An aspect of dreams that has been troubling me is that simple “mistakes” happen, almost constantly, in our subconscious recreation of people, places and things.
For instance, many people dream of their own house, a space that they’re very familiar with. Yet, in recalling the dream, it’s almost always the case that the (dream) house departs in small or significant ways from the real house. Your dreamt house has a piece of furniture that isn’t really there, for example, or it changes as drastically as having a river in the backyard.
The simplest explanation for this is that the memory is impaired during sleep. Indeed, sleep/neuro science confirms that this is the case. And yet, for those of us who continually write down, reflect on, and become lucid in our dreams, we know that it cannot be so straightforward.
Why? Well, when you’re lucid, you can actively notice and realize incongruities and “mistakes” in the projection of familiar spaces. As a matter of fact, this happens constantly to lucid dreamers. A few months ago I had a waking-induced lucid dream, set in my home, and I noticed right away two pianos in my front room that are not there in waking physical reality.

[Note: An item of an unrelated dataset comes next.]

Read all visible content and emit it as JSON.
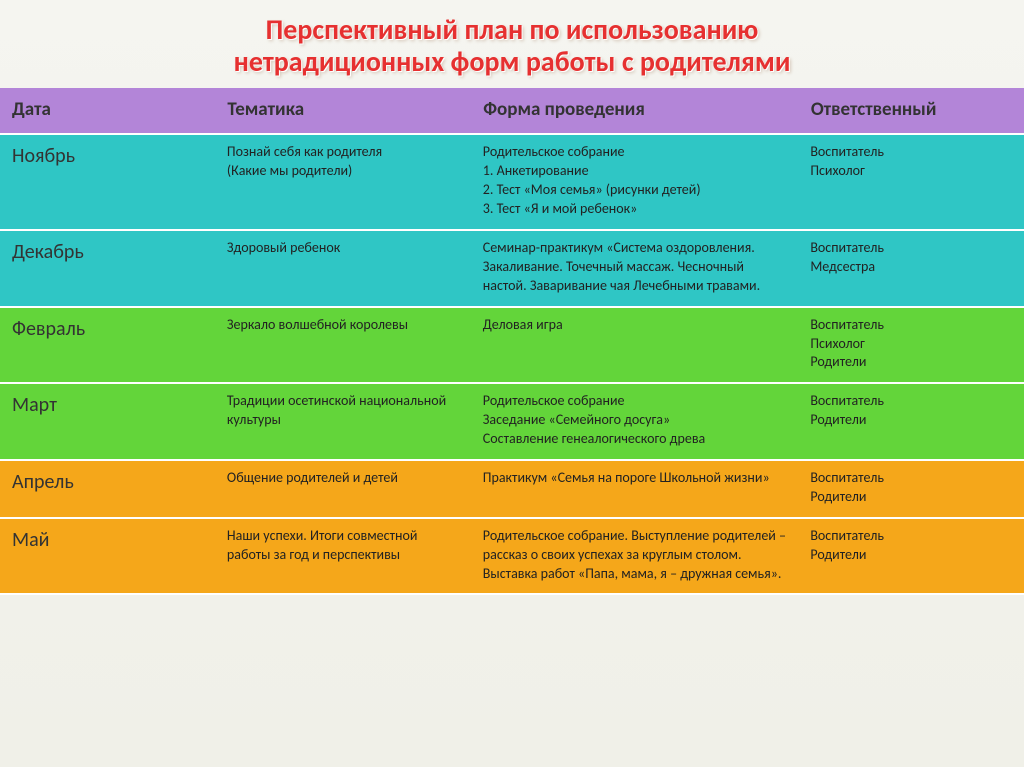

So the question is: If the brain is able to consciously remember the right configuration of a room, why does it project it incorrectly? When I saw the pianos, knowing that they didn’t belong, they didn’t disappear. Why?
A second example: In the last year, in a lucid dream, I summoned a friend of mine. When she arrived, she was noticeably younger than she is in waking physical reality. Also, she had blonde hair. I noticed both of these facts, immediately. I saw that she was both too young and had the wrong color hair. Knowing what my friend looks like, why would “I” project an incorrect image of her?
(I put “I” in quotation marks because, of course, in my LD I didn’t stand there and consciously strain to visualize her. I simply called out for her and she came. My dream-ego was not projecting her, but something else–my subconscious mind, let’s say.)
What adds even more mystery is that, in yet another dream, I called for my friend, and she appeared, looking exactly like herself.
It’s tempting to say that our memory is impaired during sleep, but is inconsistent in its impairment; sometimes it’s more accurate, sometimes less. But that theory doesn’t explain the facts: How can the brain’s memory be inaccurate at the same time that it’s accurate? How could my brain have mistakenly projected a young, blonde version of my friend when I knew instantly that it was untrue?
Well, it’s quite possible that memory impairment explains many of these discrepancies, but there’s an alternative explanation too: that these discrepancies are not mistakes.
Perhaps these discrepancies are intentional and meaningful.
Possibly, this oddity shows that the dream-ego and the dream-projector can run on separate memory “tracks,” and that, paradoxically, the brain can remember a thing accurately at the same time that it remembers a thing inaccurately. But I doubt this, because dreams otherwise show a lively interplay between ego and environment. Why would the Expectation Effect be weak in the case of these “mistakes” in image projection? Or, even more importantly, why would an image be presented to you that defied your expectations?
Which, again, brings us back to the interesting possibility that not all mistakes are mistakes, but represent a conscious change on the part of the dream-projector (the “sub”-conscious).
Finally, many discrepancies and inaccuracies related to DCs could be the outcome of the automatic associational processes of dreaming. Certainly, this is the case in many non-lucid dreams. But the random association explanation breaks down in the face of lucid dreams and discrepancies, since the associations can’t consistently be traced back to the lucid ego. Association could continue to happen underneath consciousness, automatically, as image-projection often does in an LD, but can this explain everyone’s experiences? I don’t think so.